Tharisa, the JSE-listed miner currently building the Karo Platinum mine in Zimbabwe, says it has raised US$130 million in a debt facility secured by production.
The company, which began work on the US$391 million platinum project at Selous last year, said the facility from France’s Société Générale and South Africa’s Absa Bank has a 42-month tenure. It is made up of a term loan of US$80 million and a revolving US$50 million facility, secured by commodity offtake agreements.
In 2022, Karo listed three-year bonds on the Victoria Falls Stock Exchange and raised US$31.8 million, helping the company raise funding for the new mine.
“The Société Générale and Absa senior debt facilities, as well as the significant free cash flow generated from the Tharisa Mine, provide significant flexibility to Tharisa’s capital allocation policy,” Michael Jones, CFO of Tharisa, said in a statement Monday.
Last year, the company said it would raise money through the bond listing, plus US$260 million in project finance and US$130 million by leveraging the company’s assets.

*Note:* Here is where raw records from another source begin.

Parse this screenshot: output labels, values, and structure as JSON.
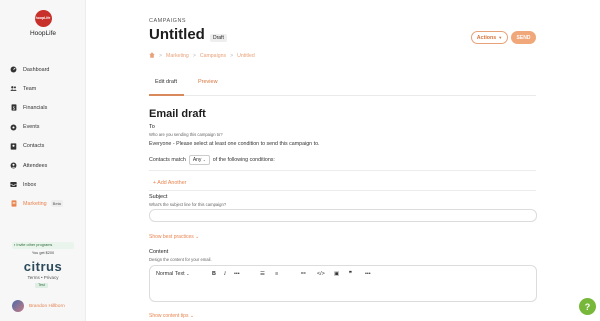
{
  "sidebar": {
    "logo_text": "hoopLife",
    "app_name": "HoopLife",
    "items": [
      {
        "label": "Dashboard",
        "icon": "dashboard-icon"
      },
      {
        "label": "Team",
        "icon": "team-icon"
      },
      {
        "label": "Financials",
        "icon": "financials-icon"
      },
      {
        "label": "Events",
        "icon": "events-icon"
      },
      {
        "label": "Contacts",
        "icon": "contacts-icon"
      },
      {
        "label": "Attendees",
        "icon": "attendees-icon"
      },
      {
        "label": "Inbox",
        "icon": "inbox-icon"
      },
      {
        "label": "Marketing",
        "icon": "marketing-icon",
        "badge": "Beta",
        "active": true
      }
    ],
    "invite": "Invite other programs",
    "you_get": "You get $200",
    "brand": "citrus",
    "terms": "Terms  •  Privacy",
    "test": "Test",
    "user_name": "Brandon Hillborn"
  },
  "header": {
    "section": "CAMPAIGNS",
    "title": "Untitled",
    "status": "Draft",
    "actions_label": "Actions",
    "send_label": "SEND",
    "breadcrumb": [
      "Marketing",
      "Campaigns",
      "Untitled"
    ]
  },
  "tabs": {
    "edit": "Edit draft",
    "preview": "Preview"
  },
  "form": {
    "heading": "Email draft",
    "to_label": "To",
    "to_sub": "Who are you sending this campaign to?",
    "to_value": "Everyone - Please select at least one condition to send this campaign to.",
    "contacts_match": "Contacts match",
    "match_value": "Any",
    "match_suffix": "of the following conditions:",
    "add_another": "Add Another",
    "subject_label": "Subject",
    "subject_sub": "What's the subject line for this campaign?",
    "best_practices": "Show best practices",
    "content_label": "Content",
    "content_sub": "Design the content for your email.",
    "text_style": "Normal Text",
    "content_tips": "Show content tips"
  },
  "help": "?",
  "colors": {
    "accent": "#e8844f",
    "send_bg": "#f0a77a",
    "logo": "#c8312b",
    "help": "#77b83a"
  }
}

“This debt raise forms part of our strict approach to capital allocation and combines ongoing investment in our producing mining operations and our growth projects,” Jones added.

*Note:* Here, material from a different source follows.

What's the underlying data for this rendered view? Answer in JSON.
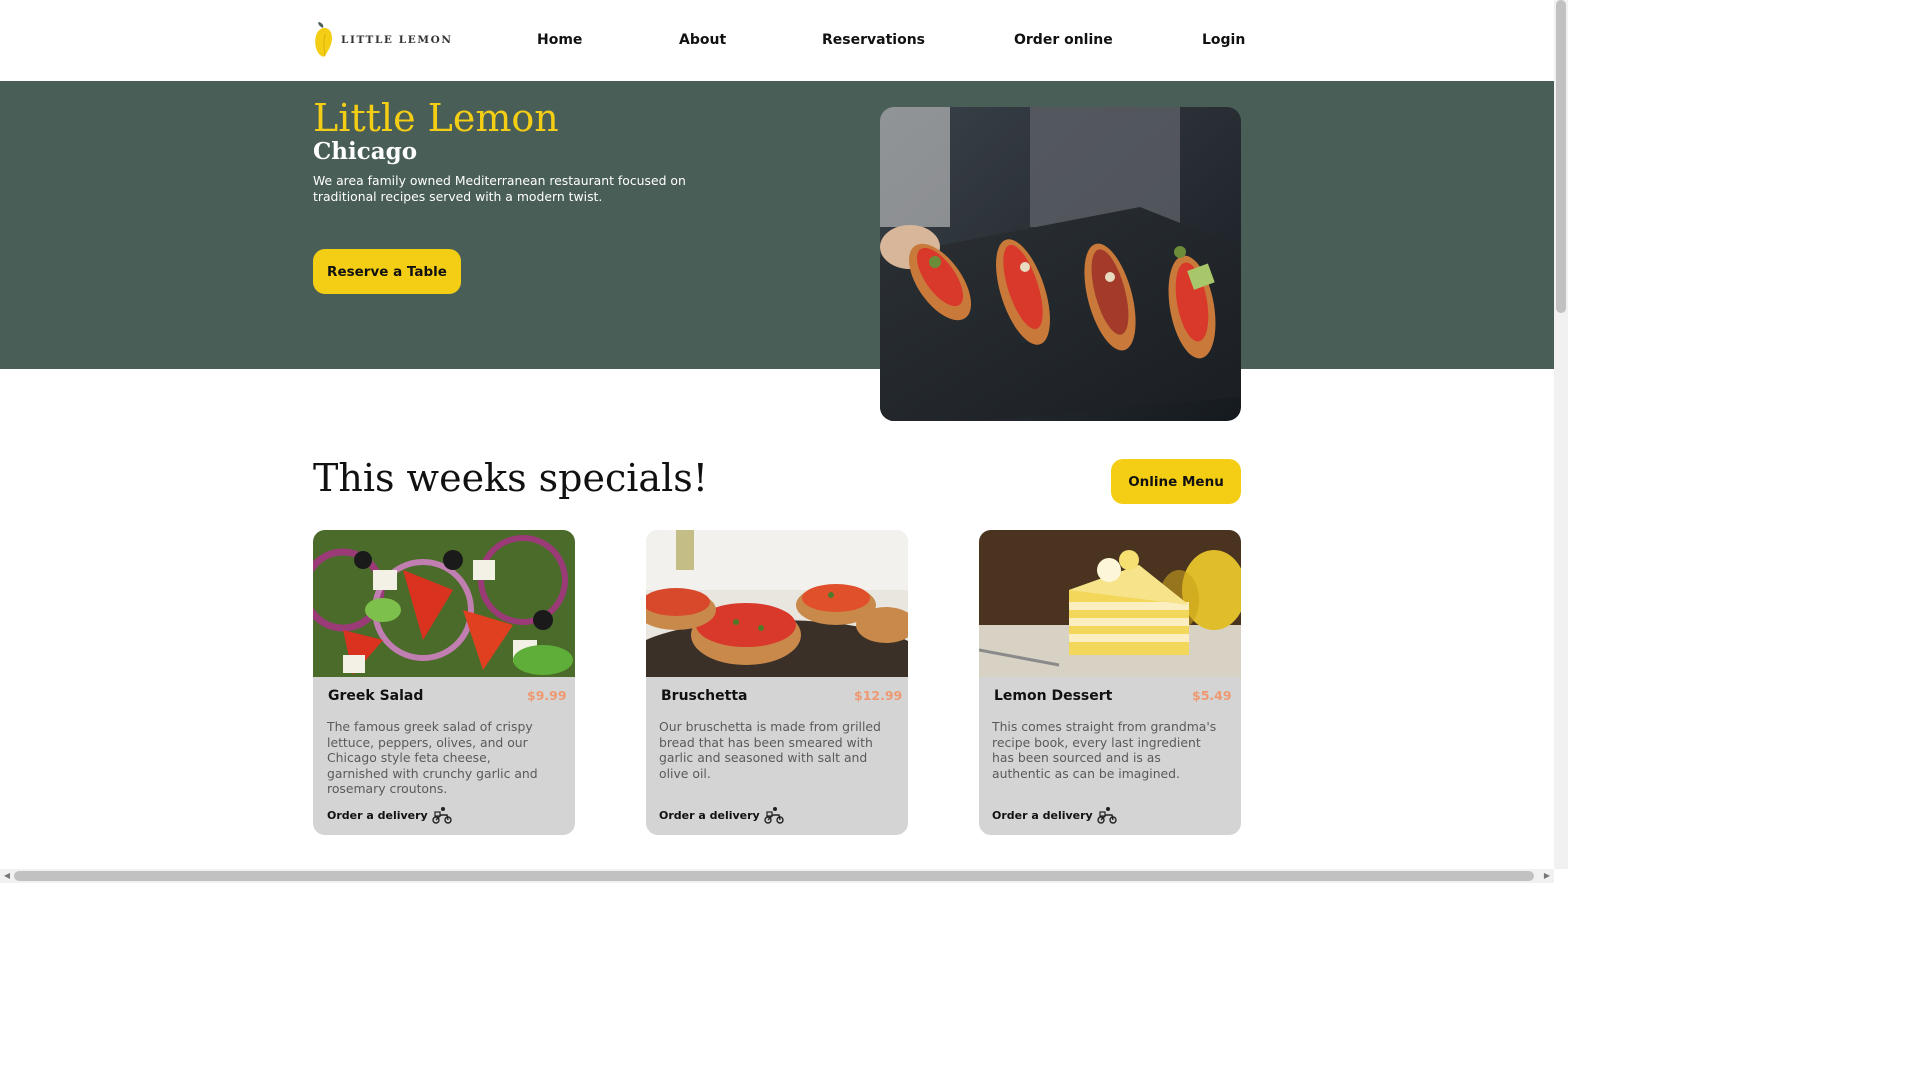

Karo expects the first production at the mine to start in 2024. When complete, Karo Platinum is projected to produce up to 194,000 ounces of PGMs per year. This would make Tharisa a 400,000 oz/year PGM producer. At average PGM 6E prices of US$2,140/oz and costs of US$1,096 per PGM ounce, Karo would make a return on capital invested of 30.1% and an internal rate of return of 26.1%.